If a CAU researcher wishes to share research materials outside of CAU, an Outgoing MTA is sometimes, but not always, required. For example, an Outgoing MTA is not required for the transfer of materials to a non-profit research organization for that organization’s internal research use as long as the CAU researcher providing the materials obtains certain written understandings from the recipient. Additionally, transfers of unmodified, naturally-occurring, non-hazardous materials that do not contain any human or animal tissue (such as a sample of granite) do not require an Outgoing MTA. An Outgoing MTA is provided at any time upon request, is required in many circumstances and is strongly encouraged if the materials to be transferred relate to a patentable invention.
Even if an Outgoing MTA is not required, UCSB researchers still need to assure that any export control issues are identified and understood prior to transferring any materials outside the United States. Please contact the CAU Compliance Officer for more information on export controls.

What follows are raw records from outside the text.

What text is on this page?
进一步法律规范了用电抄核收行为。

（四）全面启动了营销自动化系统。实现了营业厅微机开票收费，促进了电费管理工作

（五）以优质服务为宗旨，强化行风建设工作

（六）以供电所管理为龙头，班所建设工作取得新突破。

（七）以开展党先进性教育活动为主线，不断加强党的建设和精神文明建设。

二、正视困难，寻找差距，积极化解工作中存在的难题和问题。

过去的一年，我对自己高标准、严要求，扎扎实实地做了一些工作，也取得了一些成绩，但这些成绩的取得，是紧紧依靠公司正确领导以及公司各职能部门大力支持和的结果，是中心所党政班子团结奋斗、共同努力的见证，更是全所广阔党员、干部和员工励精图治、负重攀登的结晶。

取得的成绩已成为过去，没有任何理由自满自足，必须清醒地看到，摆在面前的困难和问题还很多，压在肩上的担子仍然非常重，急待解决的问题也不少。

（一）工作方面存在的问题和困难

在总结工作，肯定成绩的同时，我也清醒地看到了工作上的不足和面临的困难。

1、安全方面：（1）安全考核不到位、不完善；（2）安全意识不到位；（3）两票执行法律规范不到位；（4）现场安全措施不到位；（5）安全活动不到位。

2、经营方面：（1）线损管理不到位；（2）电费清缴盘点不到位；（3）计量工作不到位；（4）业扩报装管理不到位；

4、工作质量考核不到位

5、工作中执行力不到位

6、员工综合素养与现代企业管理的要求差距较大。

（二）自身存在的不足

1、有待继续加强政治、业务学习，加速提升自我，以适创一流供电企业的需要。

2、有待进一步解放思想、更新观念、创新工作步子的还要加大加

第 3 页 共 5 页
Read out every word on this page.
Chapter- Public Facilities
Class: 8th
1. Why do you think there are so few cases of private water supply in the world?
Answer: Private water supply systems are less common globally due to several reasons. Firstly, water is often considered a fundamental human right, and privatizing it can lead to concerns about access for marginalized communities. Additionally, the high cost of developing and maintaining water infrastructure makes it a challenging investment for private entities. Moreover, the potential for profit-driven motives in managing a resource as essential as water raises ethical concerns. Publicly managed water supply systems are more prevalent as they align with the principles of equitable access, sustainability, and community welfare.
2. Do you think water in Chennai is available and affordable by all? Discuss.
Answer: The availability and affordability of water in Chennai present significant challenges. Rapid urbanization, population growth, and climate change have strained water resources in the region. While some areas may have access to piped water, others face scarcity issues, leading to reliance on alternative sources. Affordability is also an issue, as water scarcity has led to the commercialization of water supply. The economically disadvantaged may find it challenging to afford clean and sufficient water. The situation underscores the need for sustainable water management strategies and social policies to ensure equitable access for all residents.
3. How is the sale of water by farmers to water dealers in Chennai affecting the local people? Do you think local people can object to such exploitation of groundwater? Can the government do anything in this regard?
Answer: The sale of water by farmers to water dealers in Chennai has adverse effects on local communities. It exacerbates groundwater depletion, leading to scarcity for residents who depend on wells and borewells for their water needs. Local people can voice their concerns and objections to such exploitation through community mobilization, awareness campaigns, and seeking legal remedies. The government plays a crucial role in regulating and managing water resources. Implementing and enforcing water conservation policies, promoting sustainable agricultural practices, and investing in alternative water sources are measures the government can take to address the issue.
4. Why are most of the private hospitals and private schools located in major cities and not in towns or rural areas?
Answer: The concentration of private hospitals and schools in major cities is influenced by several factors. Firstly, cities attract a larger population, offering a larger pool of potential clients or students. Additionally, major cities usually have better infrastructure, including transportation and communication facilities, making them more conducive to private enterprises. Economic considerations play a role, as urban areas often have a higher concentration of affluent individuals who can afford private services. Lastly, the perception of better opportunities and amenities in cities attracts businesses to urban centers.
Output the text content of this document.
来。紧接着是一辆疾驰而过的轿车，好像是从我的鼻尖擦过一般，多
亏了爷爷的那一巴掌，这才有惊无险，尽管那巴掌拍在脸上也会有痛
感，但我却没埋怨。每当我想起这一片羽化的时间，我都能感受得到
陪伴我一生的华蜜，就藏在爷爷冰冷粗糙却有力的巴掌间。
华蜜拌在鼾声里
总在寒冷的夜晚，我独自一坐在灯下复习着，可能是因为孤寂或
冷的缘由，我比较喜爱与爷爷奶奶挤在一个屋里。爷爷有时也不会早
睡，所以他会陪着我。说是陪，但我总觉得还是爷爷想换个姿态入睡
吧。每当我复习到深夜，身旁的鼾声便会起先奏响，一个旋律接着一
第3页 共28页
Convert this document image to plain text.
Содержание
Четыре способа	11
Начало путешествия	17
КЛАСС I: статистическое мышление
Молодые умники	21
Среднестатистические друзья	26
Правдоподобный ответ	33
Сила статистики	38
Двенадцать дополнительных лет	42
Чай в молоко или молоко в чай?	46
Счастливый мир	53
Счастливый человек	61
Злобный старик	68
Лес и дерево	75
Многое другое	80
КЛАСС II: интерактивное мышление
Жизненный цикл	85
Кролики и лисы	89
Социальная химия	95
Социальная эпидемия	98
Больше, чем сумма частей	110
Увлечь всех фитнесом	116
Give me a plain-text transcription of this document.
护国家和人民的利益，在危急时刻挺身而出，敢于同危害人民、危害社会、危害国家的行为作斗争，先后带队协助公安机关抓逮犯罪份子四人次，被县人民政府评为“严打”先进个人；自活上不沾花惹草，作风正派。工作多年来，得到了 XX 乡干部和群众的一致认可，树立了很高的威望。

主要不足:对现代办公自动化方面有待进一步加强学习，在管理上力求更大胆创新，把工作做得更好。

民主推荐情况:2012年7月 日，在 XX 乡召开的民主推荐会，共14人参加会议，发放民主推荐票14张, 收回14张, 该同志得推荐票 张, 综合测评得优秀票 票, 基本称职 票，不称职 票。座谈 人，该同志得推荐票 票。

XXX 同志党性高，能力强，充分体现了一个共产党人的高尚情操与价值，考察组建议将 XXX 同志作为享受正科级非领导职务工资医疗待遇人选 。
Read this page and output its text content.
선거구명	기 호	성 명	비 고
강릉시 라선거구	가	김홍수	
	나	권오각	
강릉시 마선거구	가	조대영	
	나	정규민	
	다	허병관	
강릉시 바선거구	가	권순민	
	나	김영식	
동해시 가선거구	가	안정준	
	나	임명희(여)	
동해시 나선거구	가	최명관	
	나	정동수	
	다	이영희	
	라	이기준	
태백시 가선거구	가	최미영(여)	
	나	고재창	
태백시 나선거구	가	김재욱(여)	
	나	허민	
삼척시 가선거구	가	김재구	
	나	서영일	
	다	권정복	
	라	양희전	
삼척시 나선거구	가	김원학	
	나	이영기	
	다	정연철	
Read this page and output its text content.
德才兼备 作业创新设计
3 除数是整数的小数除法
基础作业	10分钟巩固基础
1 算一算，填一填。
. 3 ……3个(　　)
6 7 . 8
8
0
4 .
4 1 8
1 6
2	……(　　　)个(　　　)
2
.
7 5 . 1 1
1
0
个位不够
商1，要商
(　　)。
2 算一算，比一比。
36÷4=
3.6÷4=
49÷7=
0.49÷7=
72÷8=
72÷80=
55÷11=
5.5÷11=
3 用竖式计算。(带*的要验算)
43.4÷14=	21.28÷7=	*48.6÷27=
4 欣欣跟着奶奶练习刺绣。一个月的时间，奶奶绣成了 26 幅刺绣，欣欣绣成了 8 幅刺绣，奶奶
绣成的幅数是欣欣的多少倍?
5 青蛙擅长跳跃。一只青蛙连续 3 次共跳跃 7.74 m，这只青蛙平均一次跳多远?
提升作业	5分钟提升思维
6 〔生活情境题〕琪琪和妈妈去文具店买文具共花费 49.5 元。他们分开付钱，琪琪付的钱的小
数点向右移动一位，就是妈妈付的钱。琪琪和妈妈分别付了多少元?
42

Frequently, investigators are asked to sign the MTA by companies or research institutions. However, since the MTA is a contract, the official signature can only come from those at CAU who are charged with the task of reviewing them and who have been delegated authority to bind the Regents of the University of California contractually. T2 is the only office with authority and responsibility for the negotiation and execution of material transfer agreements. Within T2, the MTA Officer/T2 Director have delegated authority to sign MTAs.
If you would like to provide or receive materials, please complete either the Incoming or Outgoing MTA Request Form, which provides the MTA Officer with the critical information needed to review and negotiate appropriate MTA terms.